Arguably it's not so much "if you snooze, you lose" in respect of some of these changes - as the longer you wait, the better the deal might become. Of course that's a generalisation, but the competition among the various political parties to demonstrate their concern for the plight of energy users (both domestic and business) appears, at least in the short term, to have the potential to benefit some occupiers.
Green Deal changes
On 2 December the Government announced that from January 2014 they would be introducing changes designed to make the green deal easier for those involved with it on all sides. These changes are to include:-
- Opening up access to energy performance certificate (EPC) data so that companies offering green deal finance and works can more easily identify (for which read "target") properties that might benefit from energy efficiency improvements.
- Adding more categories of work that will qualify for green deal finance. Presumably this is in order to try to increase take up.

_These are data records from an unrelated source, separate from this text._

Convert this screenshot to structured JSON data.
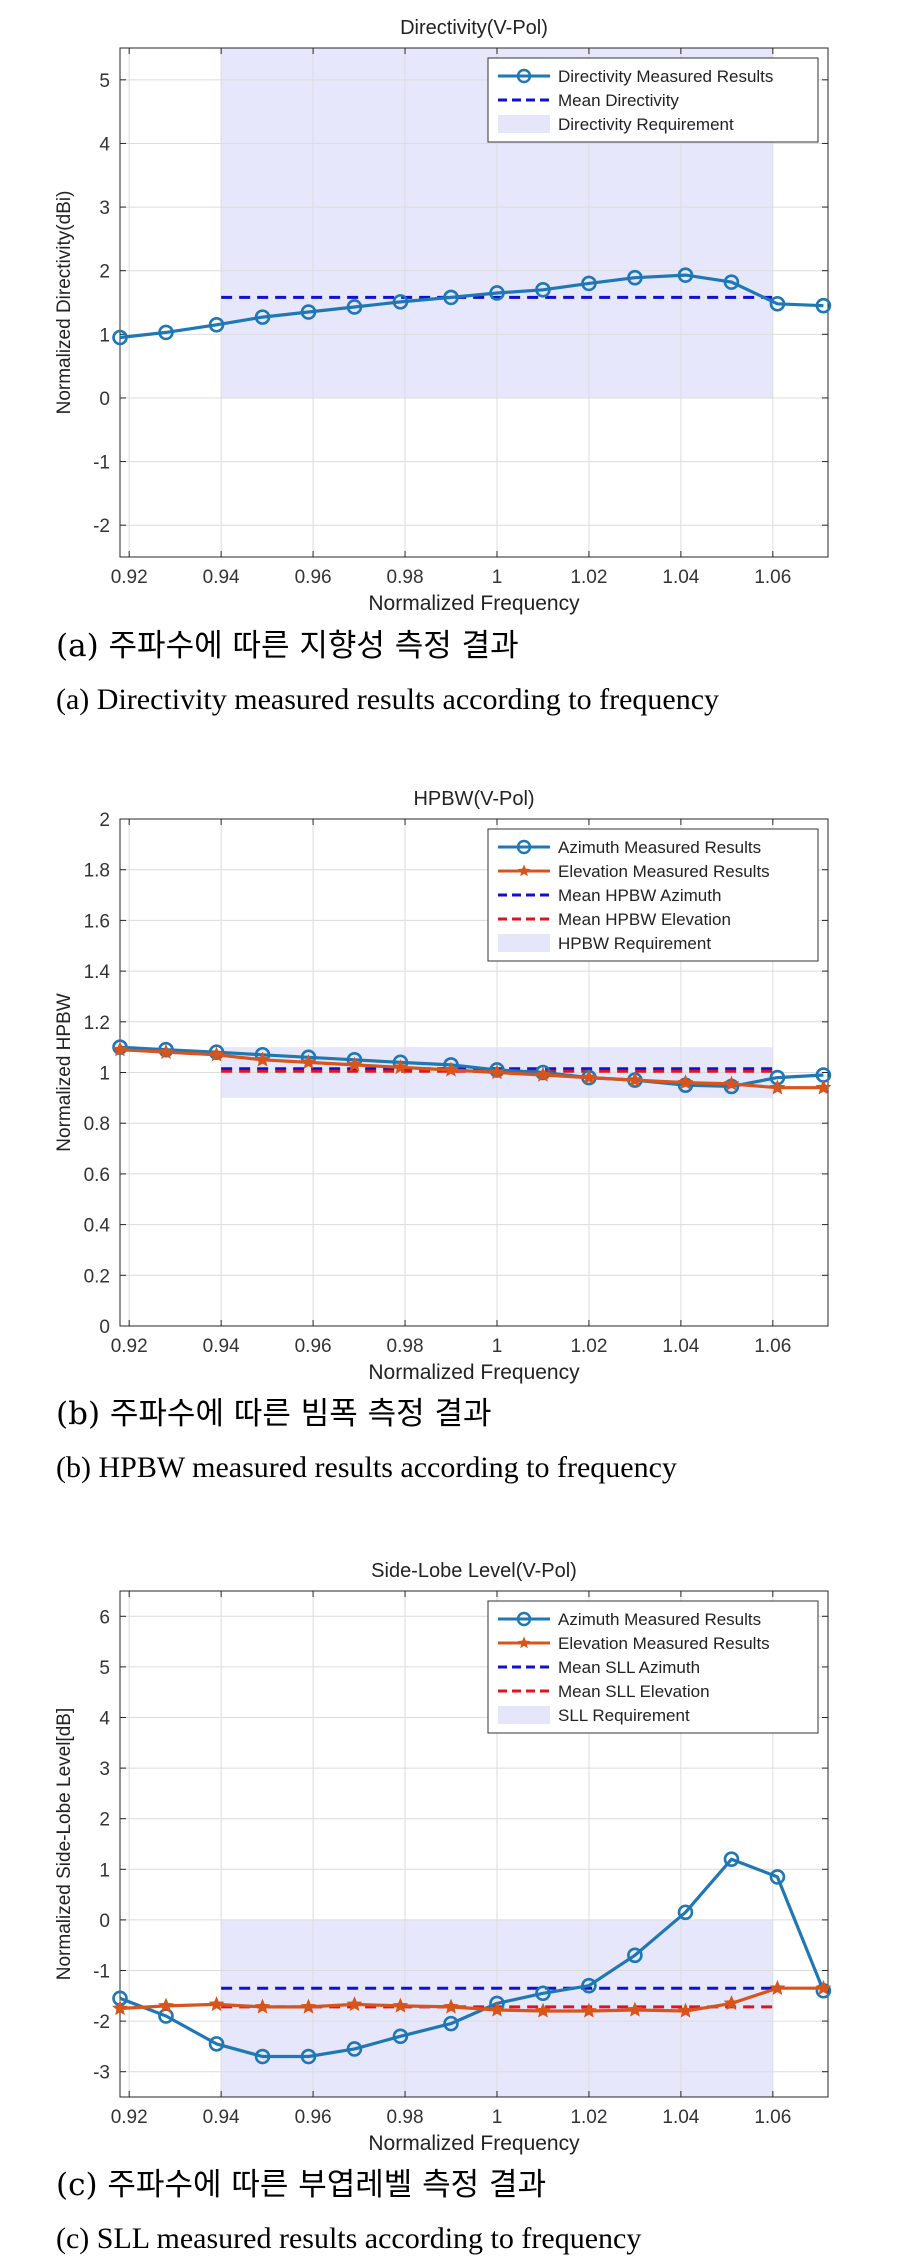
{
  "colors": {
    "azimuth": "#1f77b4",
    "elevation": "#d9541a",
    "mean_azimuth": "#1010d0",
    "mean_elevation": "#e0141e",
    "requirement": "#e6e6fb",
    "grid": "#dcdcdc",
    "axis": "#262626"
  },
  "chart_data": [
    {
      "type": "line",
      "title": "Directivity(V-Pol)",
      "xlabel": "Normalized Frequency",
      "ylabel": "Normalized Directivity(dBi)",
      "xlim": [
        0.918,
        1.072
      ],
      "ylim": [
        -2.5,
        5.5
      ],
      "xticks": [
        0.92,
        0.94,
        0.96,
        0.98,
        1,
        1.02,
        1.04,
        1.06
      ],
      "xtick_labels": [
        "0.92",
        "0.94",
        "0.96",
        "0.98",
        "1",
        "1.02",
        "1.04",
        "1.06"
      ],
      "yticks": [
        -2,
        -1,
        0,
        1,
        2,
        3,
        4,
        5
      ],
      "ytick_labels": [
        "-2",
        "-1",
        "0",
        "1",
        "2",
        "3",
        "4",
        "5"
      ],
      "grid": true,
      "legend_position": "top-right",
      "x": [
        0.918,
        0.928,
        0.939,
        0.949,
        0.959,
        0.969,
        0.979,
        0.99,
        1.0,
        1.01,
        1.02,
        1.03,
        1.041,
        1.051,
        1.061,
        1.071
      ],
      "series": [
        {
          "name": "Directivity Measured Results",
          "kind": "measured",
          "marker": "o",
          "color_key": "azimuth",
          "values": [
            0.95,
            1.03,
            1.15,
            1.27,
            1.35,
            1.43,
            1.51,
            1.58,
            1.65,
            1.7,
            1.8,
            1.89,
            1.93,
            1.82,
            1.48,
            1.45
          ]
        }
      ],
      "means": [
        {
          "name": "Mean Directivity",
          "color_key": "mean_azimuth",
          "value": 1.58,
          "x_range": [
            0.94,
            1.06
          ]
        }
      ],
      "requirement": {
        "name": "Directivity Requirement",
        "x_range": [
          0.94,
          1.06
        ],
        "y_range": [
          0,
          5.5
        ]
      }
    },
    {
      "type": "line",
      "title": "HPBW(V-Pol)",
      "xlabel": "Normalized Frequency",
      "ylabel": "Normalized HPBW",
      "xlim": [
        0.918,
        1.072
      ],
      "ylim": [
        0,
        2
      ],
      "xticks": [
        0.92,
        0.94,
        0.96,
        0.98,
        1,
        1.02,
        1.04,
        1.06
      ],
      "xtick_labels": [
        "0.92",
        "0.94",
        "0.96",
        "0.98",
        "1",
        "1.02",
        "1.04",
        "1.06"
      ],
      "yticks": [
        0,
        0.2,
        0.4,
        0.6,
        0.8,
        1,
        1.2,
        1.4,
        1.6,
        1.8,
        2
      ],
      "ytick_labels": [
        "0",
        "0.2",
        "0.4",
        "0.6",
        "0.8",
        "1",
        "1.2",
        "1.4",
        "1.6",
        "1.8",
        "2"
      ],
      "grid": true,
      "legend_position": "top-right",
      "x": [
        0.918,
        0.928,
        0.939,
        0.949,
        0.959,
        0.969,
        0.979,
        0.99,
        1.0,
        1.01,
        1.02,
        1.03,
        1.041,
        1.051,
        1.061,
        1.071
      ],
      "series": [
        {
          "name": "Azimuth Measured Results",
          "kind": "measured",
          "marker": "o",
          "color_key": "azimuth",
          "values": [
            1.1,
            1.09,
            1.08,
            1.07,
            1.06,
            1.05,
            1.04,
            1.03,
            1.01,
            1.0,
            0.98,
            0.97,
            0.95,
            0.945,
            0.98,
            0.99
          ]
        },
        {
          "name": "Elevation Measured Results",
          "kind": "measured",
          "marker": "*",
          "color_key": "elevation",
          "values": [
            1.09,
            1.08,
            1.07,
            1.05,
            1.04,
            1.03,
            1.02,
            1.01,
            1.0,
            0.99,
            0.98,
            0.97,
            0.96,
            0.955,
            0.94,
            0.94
          ]
        }
      ],
      "means": [
        {
          "name": "Mean HPBW Azimuth",
          "color_key": "mean_azimuth",
          "value": 1.015,
          "x_range": [
            0.94,
            1.06
          ]
        },
        {
          "name": "Mean HPBW Elevation",
          "color_key": "mean_elevation",
          "value": 1.005,
          "x_range": [
            0.94,
            1.06
          ]
        }
      ],
      "requirement": {
        "name": "HPBW Requirement",
        "x_range": [
          0.94,
          1.06
        ],
        "y_range": [
          0.9,
          1.1
        ]
      }
    },
    {
      "type": "line",
      "title": "Side-Lobe Level(V-Pol)",
      "xlabel": "Normalized Frequency",
      "ylabel": "Normalized Side-Lobe Level[dB]",
      "xlim": [
        0.918,
        1.072
      ],
      "ylim": [
        -3.5,
        6.5
      ],
      "xticks": [
        0.92,
        0.94,
        0.96,
        0.98,
        1,
        1.02,
        1.04,
        1.06
      ],
      "xtick_labels": [
        "0.92",
        "0.94",
        "0.96",
        "0.98",
        "1",
        "1.02",
        "1.04",
        "1.06"
      ],
      "yticks": [
        -3,
        -2,
        -1,
        0,
        1,
        2,
        3,
        4,
        5,
        6
      ],
      "ytick_labels": [
        "-3",
        "-2",
        "-1",
        "0",
        "1",
        "2",
        "3",
        "4",
        "5",
        "6"
      ],
      "grid": true,
      "legend_position": "top-right",
      "x": [
        0.918,
        0.928,
        0.939,
        0.949,
        0.959,
        0.969,
        0.979,
        0.99,
        1.0,
        1.01,
        1.02,
        1.03,
        1.041,
        1.051,
        1.061,
        1.071
      ],
      "series": [
        {
          "name": "Azimuth Measured Results",
          "kind": "measured",
          "marker": "o",
          "color_key": "azimuth",
          "values": [
            -1.55,
            -1.9,
            -2.45,
            -2.7,
            -2.7,
            -2.55,
            -2.3,
            -2.05,
            -1.65,
            -1.45,
            -1.3,
            -0.7,
            0.15,
            1.2,
            0.85,
            -1.4
          ]
        },
        {
          "name": "Elevation Measured Results",
          "kind": "measured",
          "marker": "*",
          "color_key": "elevation",
          "values": [
            -1.75,
            -1.7,
            -1.67,
            -1.72,
            -1.72,
            -1.67,
            -1.7,
            -1.72,
            -1.78,
            -1.8,
            -1.8,
            -1.78,
            -1.8,
            -1.65,
            -1.35,
            -1.35
          ]
        }
      ],
      "means": [
        {
          "name": "Mean SLL Azimuth",
          "color_key": "mean_azimuth",
          "value": -1.35,
          "x_range": [
            0.94,
            1.06
          ]
        },
        {
          "name": "Mean SLL Elevation",
          "color_key": "mean_elevation",
          "value": -1.72,
          "x_range": [
            0.94,
            1.06
          ]
        }
      ],
      "requirement": {
        "name": "SLL Requirement",
        "x_range": [
          0.94,
          1.06
        ],
        "y_range": [
          -3.5,
          0
        ]
      }
    }
  ],
  "captions": [
    {
      "ko": "(a) 주파수에 따른 지향성 측정 결과",
      "en": "(a) Directivity measured results according to frequency"
    },
    {
      "ko": "(b) 주파수에 따른 빔폭 측정 결과",
      "en": "(b) HPBW measured results according to frequency"
    },
    {
      "ko": "(c) 주파수에 따른 부엽레벨 측정 결과",
      "en": "(c) SLL measured results according to frequency"
    }
  ]
}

- Finally, the Government will look again at how the "Golden Rule" operates. This is the overriding provision that only allows works to qualify for green deal finance if the estimated cost of the works will not exceed the anticipated energy savings. This review will consider whether adjustments would "make sense for consumers". It's not clear what this means but it might result in a lowering of the bar to a degree, so that more properties will qualify.
As the uptake of green deal finance to date has been quite low, it is possible that the Government are as concerned with trying to breathe life into something in which few have shown interest as they are with looking for ways in which consumers can economically improve the energy efficiency of their properties.
Other changes announced yesterday
Other proposals were also announcement yesterday, and these included:-
- Up to £4000 may be available to anyone who moves home - to fund energy efficiency improvements to their new house. It is described as a stamp duty rebate (but is also apparently to be available even if no SDLT is payable on the purchase). The normal amount will be around £1000 but it could be up to £4000 for particularly expensive measures. The note says that this will be available for 3 years - but does not say when that period would start.
- A scheme to support private landlords (which looks to be landlords of domestic property) in improving the energy efficiency of their properties - to apply to about 15,000 of the least energy efficient rental properties each year for three years.
- Finally, an announcement regarding expanding green deal finance to help landlords of property that will be affected by the letting prohibition being brought in (under the Energy Act 2011) for properties in England from 1 April 2018. The current intention is to prohibit the letting of property that is EPC rated F or G, until certain energy efficiency improvement works have been carried out. The note says that the Government will make funding available through the green deal specifically to help the landlords of such properties to bring them up to the minimum standard. It's not yet clear whether this will apply to property in Scotland - as this letting prohibition is not certain to be imposed in Scotland. The 2011 Act gives the Scottish Government the power to introduce it at any time from 1 April 2015 onwards, but there is no obligation on them to do so.
It is not clear from the announcement whether any of the above three changes will apply to Scotland. Hopefully more detail and clarity will be provided shortly.